Illustration by Dafne Sanchez/The Carolinian

Illustration by Dafne Sanchez/The Carolinian

By Emilie McQueen, Staff Writer

Published in print Oct.8, 2014

It was a typical Friday night at UNCG. Students were walking about and the wind seemed to be blowing a soft tune as the evening grew darker. According to Moon Moon, a paranormal investigator and psychic medium, the campus was crawling with around thirty ghosts whose energy lingers on the grounds, all of the time.

UNCG’s Campus Activities Board (CAB) invited Moon and his mother to engage students in one of their ghost hunts and also take part in the Moon psychic experience where individuals are able to have personal readings and possibly talk to a deceased loved one’s spirit.

As Moon has been having paranormal experiences since he was seven years old, he has realized that by the use of mixing science and technology to meet the spirit world he can successfully connect the living with the dead.

The Moon family obtained a spirit phone that ultimately enables them to speak with spirits, and allows the public to speak with them as well. Frank Sumption gave this device to Moon, claiming it to be the completed version of Thomas Edison’s “Telephone to the Dead.” The spirit phone requires a psychic medium’s energy to work; however, once spirits are connected, there is a clear two way communication with the spirit world. The spirit’s that are known to start conversations vary from loved ones, famous figures that have passed, pets, spirit guides or angels, and those with insight into past lives. Although this may sound crazy to the skeptics, while on the ghost walk of UNCG’s campus, multiple spirits of fellow loved one’s and noteworthy ghosts of UNCG came through and spoke to the group.

The first stop on the ghost walk was inside the EUC, next to the Cone ballroom, which is said to be the oldest part of the building. Moon spoke to a few spirits and encouraged them to follow the group to the next stop, outside under the awning of the Alumni House. The group then headed to the Minerva statue and acquired a total of thirty spirits whom were willing to converse.

“I’ve always been a bit skeptical of ghosts, spirits, apparitions, etc,” said Courtni Woznicki, a student on the ghost hunt. “However, when someone asked if Mary Foust was present, the spirit responded with, ‘I’m on my way,’ and considering the fact that we were not far from the Mary Foust residence hall, where she is said to haunt, it changed my perception of paranormal activity. Anyone from the group could ask a random question and a new spirit would respond. It’s not something one could fake or pre-record.”

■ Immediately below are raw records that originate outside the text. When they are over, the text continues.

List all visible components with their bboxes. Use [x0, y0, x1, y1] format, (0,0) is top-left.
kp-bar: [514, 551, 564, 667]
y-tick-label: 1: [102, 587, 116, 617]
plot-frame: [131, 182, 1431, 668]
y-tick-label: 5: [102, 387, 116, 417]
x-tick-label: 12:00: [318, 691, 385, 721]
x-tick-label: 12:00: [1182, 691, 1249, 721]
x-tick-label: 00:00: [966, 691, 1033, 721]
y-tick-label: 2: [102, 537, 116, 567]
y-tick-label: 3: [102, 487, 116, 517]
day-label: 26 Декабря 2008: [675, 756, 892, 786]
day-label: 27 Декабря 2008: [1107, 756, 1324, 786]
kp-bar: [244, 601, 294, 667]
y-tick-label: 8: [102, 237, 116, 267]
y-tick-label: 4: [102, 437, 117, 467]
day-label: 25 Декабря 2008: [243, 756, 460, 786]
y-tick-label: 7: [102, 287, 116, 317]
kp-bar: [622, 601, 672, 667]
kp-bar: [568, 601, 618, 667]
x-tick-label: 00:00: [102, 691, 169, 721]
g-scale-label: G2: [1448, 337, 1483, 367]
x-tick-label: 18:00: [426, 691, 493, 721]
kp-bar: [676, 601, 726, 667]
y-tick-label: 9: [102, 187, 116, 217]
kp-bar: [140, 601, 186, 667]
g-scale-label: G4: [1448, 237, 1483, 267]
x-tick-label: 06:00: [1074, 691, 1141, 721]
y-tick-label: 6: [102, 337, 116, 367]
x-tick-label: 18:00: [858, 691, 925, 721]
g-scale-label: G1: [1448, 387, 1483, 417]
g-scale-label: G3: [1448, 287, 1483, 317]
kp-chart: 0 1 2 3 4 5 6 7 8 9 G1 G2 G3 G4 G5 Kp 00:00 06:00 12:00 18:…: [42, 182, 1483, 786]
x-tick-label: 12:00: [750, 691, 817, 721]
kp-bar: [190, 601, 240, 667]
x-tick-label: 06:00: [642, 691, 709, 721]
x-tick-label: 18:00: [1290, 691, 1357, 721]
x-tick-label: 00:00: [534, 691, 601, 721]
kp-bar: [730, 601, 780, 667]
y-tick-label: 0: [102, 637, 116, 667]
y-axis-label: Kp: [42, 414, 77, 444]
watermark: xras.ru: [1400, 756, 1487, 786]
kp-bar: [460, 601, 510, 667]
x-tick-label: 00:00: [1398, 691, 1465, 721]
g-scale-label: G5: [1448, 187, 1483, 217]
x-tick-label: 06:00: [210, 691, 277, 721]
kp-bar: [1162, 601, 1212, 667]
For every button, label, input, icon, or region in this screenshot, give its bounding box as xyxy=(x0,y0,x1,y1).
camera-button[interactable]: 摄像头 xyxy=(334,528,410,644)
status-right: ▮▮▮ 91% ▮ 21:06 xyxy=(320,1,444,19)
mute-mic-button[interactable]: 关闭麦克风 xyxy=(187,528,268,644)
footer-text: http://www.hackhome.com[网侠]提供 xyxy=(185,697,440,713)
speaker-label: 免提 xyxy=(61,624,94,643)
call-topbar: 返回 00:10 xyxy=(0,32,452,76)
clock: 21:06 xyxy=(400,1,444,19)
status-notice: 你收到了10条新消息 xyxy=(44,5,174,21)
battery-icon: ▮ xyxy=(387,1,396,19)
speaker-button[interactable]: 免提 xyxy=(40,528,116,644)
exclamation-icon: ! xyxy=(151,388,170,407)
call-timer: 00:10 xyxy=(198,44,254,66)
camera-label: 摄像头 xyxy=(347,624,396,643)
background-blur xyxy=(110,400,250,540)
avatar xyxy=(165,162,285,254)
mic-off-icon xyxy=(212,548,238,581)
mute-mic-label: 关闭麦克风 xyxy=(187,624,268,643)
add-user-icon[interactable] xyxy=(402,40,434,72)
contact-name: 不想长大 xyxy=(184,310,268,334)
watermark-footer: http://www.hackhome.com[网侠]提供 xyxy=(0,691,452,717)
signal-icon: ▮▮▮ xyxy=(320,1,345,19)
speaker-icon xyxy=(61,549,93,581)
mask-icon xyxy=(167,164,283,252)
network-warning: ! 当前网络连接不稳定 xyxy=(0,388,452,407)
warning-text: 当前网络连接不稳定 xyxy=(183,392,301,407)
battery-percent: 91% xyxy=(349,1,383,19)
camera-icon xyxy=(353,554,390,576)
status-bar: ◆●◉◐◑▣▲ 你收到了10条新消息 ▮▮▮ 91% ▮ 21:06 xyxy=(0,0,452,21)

Mary Foust was a student at UNCG in the 1920’s and she died during childbirth in 1925.

The Mary Foust residence hall was built in 1928, as Mary was the daughter of Julius Foust, UNCG’s second president at the time. It has been rumored that her spirit has taken residence in the dorm. Many students who have lived there attest to hearing “random crying” and “strange noises” on the second floor.

There is a story that three nursing students hanged themselves in the attic around the 1950’s and may also be haunting the dorm as well. According to Moon, UNCG has many spirits evident on campus, both earth-bound and intelligent.

Intelligent spirits are those that have moved directly through the “light” when they died and are still aware of who and where they are.

These spirits are able to pass through the “vortex” and come and go as they please. Earth-bound spirits move towards the light, but at the last second decide not to move over into the “next world” and become prisoners here without any sense of time and stay in what Mr. Moon describes as a self-imposed hell. The Moon family works to help these “Earth-bound spirits” slip away peacefully from this world and finally see the light.

As Thomas Edison said, “energy is neither created nor destroyed,” and Moon credits the fact that energy is all around us, most people just aren’t aware of whether it’s paranormal or not.